Color Creek Fiber Art recently moved to its current spot at 1150 N. 25th St., right off North Avenue. A grand-opening celebration is set for Saturday, Oct. 12, and it’s open to the public.
“We’re creating an art community here,” Hertert added, “I rent out space to other artists, and I can rent it to teachers needing space. I teach. I love having kids in here. It’s a multi-functional workspace, and it’s an environment in which creativity can happen.”
Now that Hertert has a new studio near North Avenue, she’s also hoping to cultivate an expanded artists’ community outside of her shop. That includes turning the old Pandora’s Piercings location next door to Color Creek into an art gallery, Hertert said, though plans for that are currently in its infancy.
Plus, other creative people have offices near her location — Grand Valley Magazine, Legendary Art & Design, Native Ink and Neon Desert Design, to name a few. Hertert hopes more like-minded people will choose to have shops near Color Creek, too.
“I have an open door for artists wanting a place to work,” she said. “Without that collective energy, I find that my own creativity goes quiet. I adore the sharing.”
A UNIQUE ARTISTIC VISION
Having dual uses for her workspace also lends itself to Hertert’s overall artistic vision.
“Fiber is not just knitting, spinning, weaving and quilting,” she said. “It’s taking any type of material and creating a sense of domestic. Making a garment of non-traditional material (like phone books, for instance) is still fiber art.”
She additionally stresses reuse when creating both wearable art, like scarves and shirts, and display pieces (she created a display backdrop for the Ice Age exhibit in Fruita’s Dinosaur Journey Museum, for example).
“I do think we recycle fashions, but we don’t often think about recycling our clothes. And oftentimes we have art pieces that we don’t know what to do with. If it’s not useful, then make something from it.”

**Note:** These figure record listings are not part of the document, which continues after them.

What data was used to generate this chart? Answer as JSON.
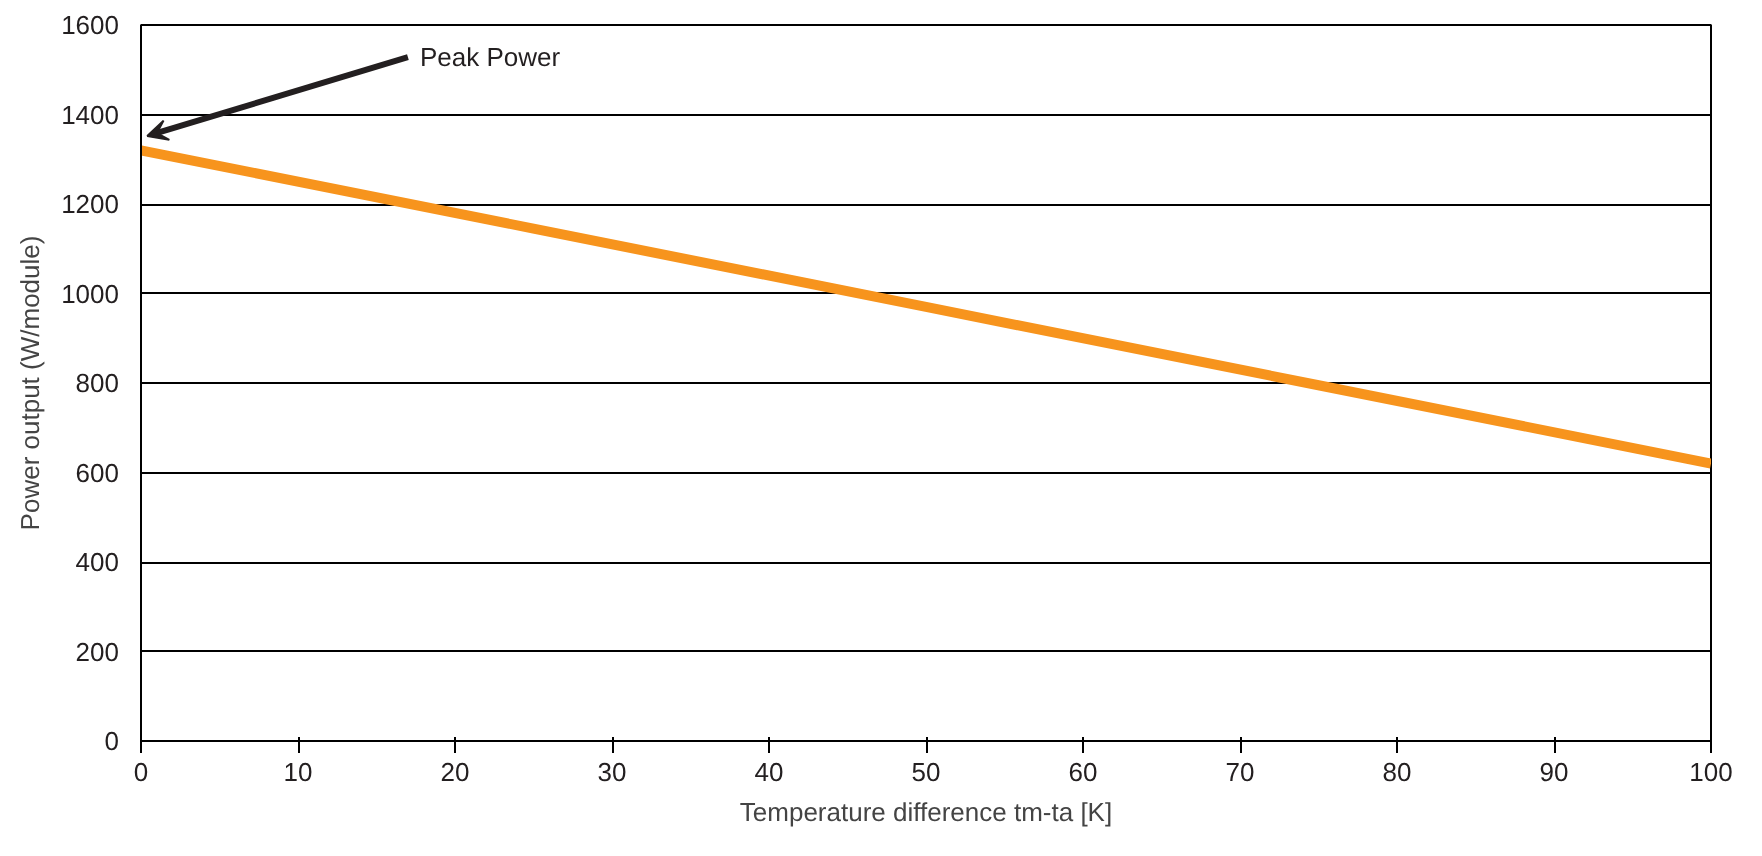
{
  "chart_data": {
    "type": "line",
    "xlabel": "Temperature difference tm-ta [K]",
    "ylabel": "Power output (W/module)",
    "x": [
      0,
      25,
      50,
      75,
      100
    ],
    "series": [
      {
        "color": "#f7941d",
        "values": [
          1320,
          1145,
          970,
          795,
          620
        ]
      }
    ],
    "xlim": [
      0,
      100
    ],
    "xticks": [
      0,
      10,
      20,
      30,
      40,
      50,
      60,
      70,
      80,
      90,
      100
    ],
    "ylim": [
      0,
      1600
    ],
    "yticks": [
      0,
      200,
      400,
      600,
      800,
      1000,
      1200,
      1400,
      1600
    ],
    "grid": "y",
    "marker": "none",
    "line_style": "solid",
    "annotations": [
      {
        "text": "Peak Power",
        "x": 0,
        "y": 1320
      }
    ]
  }
}
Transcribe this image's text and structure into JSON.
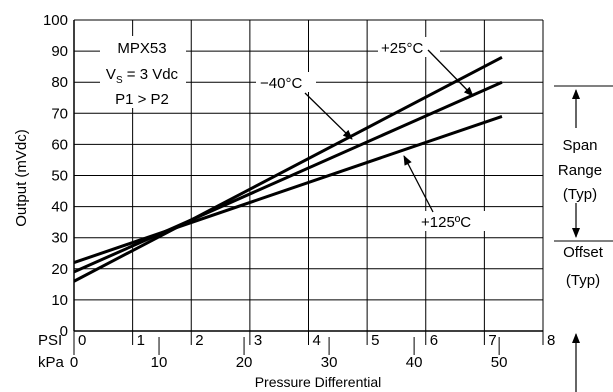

When she teaches fiber arts to her CMU students twice a week as an adjunct instructor, Hertert stresses reinvention and experimentation with fiber as well.
Her semester-long theme is “creating the surface,” and college students are given tools to knit, crochet or weave a surface of their choice.
Then, “they take it apart and remake the surface, reusing colors,” Hertert said. She teaches them “not to get attached” to a project. Rather, her students “create, destroy, deconstruct in color and piece, and then reconstruct something new.”
Hertert, unsurprisingly, upholds these artistic principles in her personal artwork; she often works with silk painting, dying fibers (old clothing, wool, yarn, etc.), fabricating garments (both wearable and for display), and sculpting with fabric.
And scarves, which she sells at the Blue Pig Gallery in Palisade, are a functional favorite for Hertert.
“Scarves can be put on the wall or you wear it on your neck. Then you throw it on a couch, and then hang it on the wall again. I like that dual purpose.”